Takeshi KUMAKI  Masakatsu ISHIZAKI  Tetsushi KOIDE  Hans Jurgen MATTAUSCH  Yasuto KURODA  Hideyuki NODA  Katsumi DOSAKA  Kazutami ARIMOTO  Kazunori SAITO  

Publication
IEICE TRANSACTIONS on Information and Systems   Vol.E90-D   No.8   pp.1312-1315
Publication Date: 2007/08/01
Online ISSN: 1745-1361
DOI: 10.1093/ietisy/e90-d.8.1312
Print ISSN: 0916-8532
Type of Manuscript: LETTER
Category: Image Processing and Video Processing
Keyword: 
DCT,  fast DCT,  matrix-processing engine,  SIMD,  bit-serial and word-parallel,  

Full Text: PDF(485KB)>>
Buy this Article




Summary: 
This paper reports an efficient Discrete Cosine Transform (DCT) processing method for images using a massive-parallel memory-embedded SIMD matrix processor.
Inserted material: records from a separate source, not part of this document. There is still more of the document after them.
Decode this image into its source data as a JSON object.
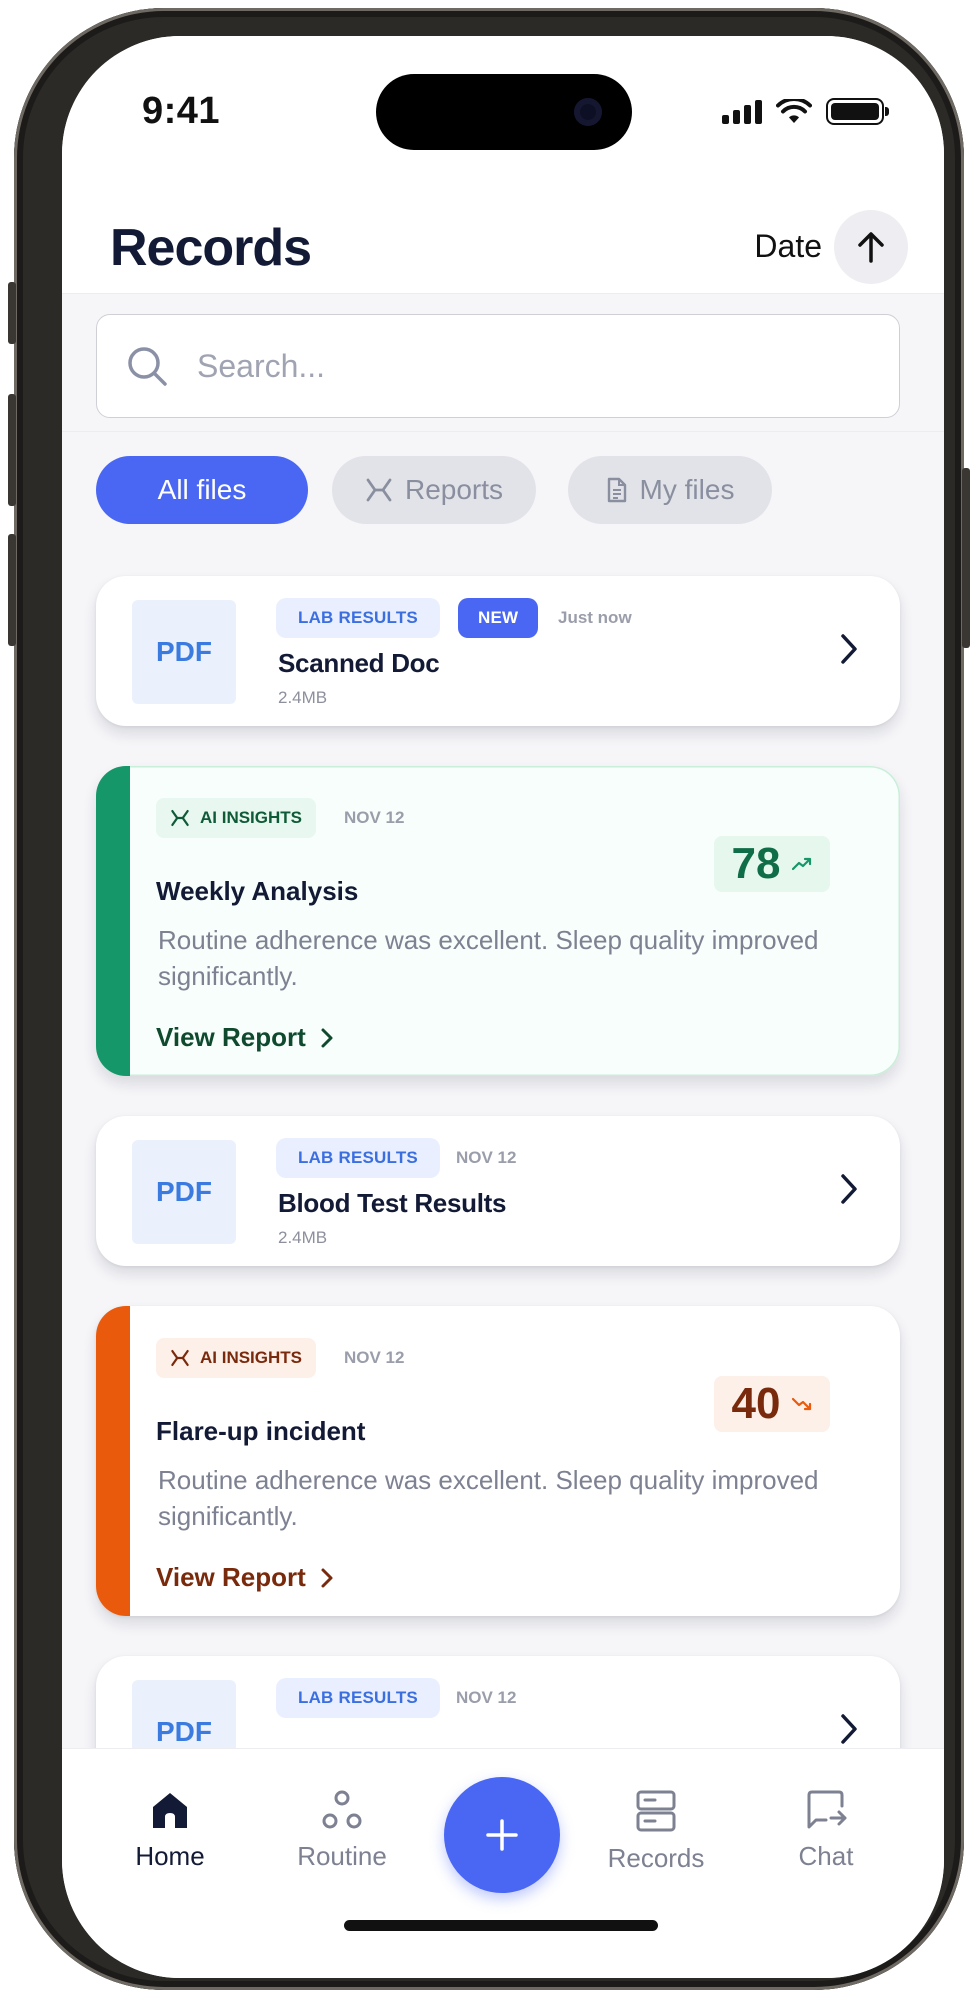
{
  "status_bar": {
    "time": "9:41"
  },
  "header": {
    "title": "Records",
    "sort_label": "Date",
    "sort_direction": "ascending",
    "sort_icon": "arrow-up-icon"
  },
  "search": {
    "placeholder": "Search...",
    "value": "",
    "icon": "search-icon"
  },
  "filters": [
    {
      "label": "All files",
      "active": true
    },
    {
      "label": "Reports",
      "active": false,
      "icon": "ai-sparkle-icon"
    },
    {
      "label": "My files",
      "active": false,
      "icon": "document-icon"
    }
  ],
  "cards": [
    {
      "kind": "file",
      "thumb": "PDF",
      "tag": "LAB RESULTS",
      "badge": "NEW",
      "date": "Just now",
      "name": "Scanned Doc",
      "size": "2.4MB"
    },
    {
      "kind": "insight",
      "tag": "AI INSIGHTS",
      "date": "NOV 12",
      "title": "Weekly Analysis",
      "body": "Routine adherence was excellent. Sleep quality improved significantly.",
      "link": "View Report",
      "score": "78",
      "trend": "up",
      "accent": "#16976a"
    },
    {
      "kind": "file",
      "thumb": "PDF",
      "tag": "LAB RESULTS",
      "date": "NOV 12",
      "name": "Blood Test Results",
      "size": "2.4MB"
    },
    {
      "kind": "insight",
      "tag": "AI INSIGHTS",
      "date": "NOV 12",
      "title": "Flare-up incident",
      "body": "Routine adherence was excellent. Sleep quality improved significantly.",
      "link": "View Report",
      "score": "40",
      "trend": "down",
      "accent": "#ea5a0c"
    },
    {
      "kind": "file",
      "thumb": "PDF",
      "tag": "LAB RESULTS",
      "date": "NOV 12"
    }
  ],
  "nav": {
    "items": [
      {
        "label": "Home",
        "icon": "home-icon",
        "active": true
      },
      {
        "label": "Routine",
        "icon": "routine-icon",
        "active": false
      },
      {
        "label": "Records",
        "icon": "records-icon",
        "active": false
      },
      {
        "label": "Chat",
        "icon": "chat-icon",
        "active": false
      }
    ],
    "fab_icon": "plus-icon"
  },
  "colors": {
    "accent": "#4a67f4",
    "positive": "#16976a",
    "negative": "#ea5a0c",
    "text_primary": "#131a35"
  }
}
The matrix-processing engine has 2,048 2-bit processing elements, which are connected by a flexible switching network, and supports 2-bit 2,048-way bit-serial and word-parallel operations with a single command. For compatibility with this matrix-processing architecture, the conventional DCT algorithm has been improved in arithmetic order and the vertical/horizontal-space 1 Dimensional (1D)-DCT processing has been further developed. Evaluation results of the matrix-engine-based DCT processing show that the necessary clock cycles per image block can be reduced by 87% in comprison to a conventional DSP architecture. The determined performances in MOPS and MOPS/mm2 are factors 8 and 5.6 better than with a conventional DSP, respectively.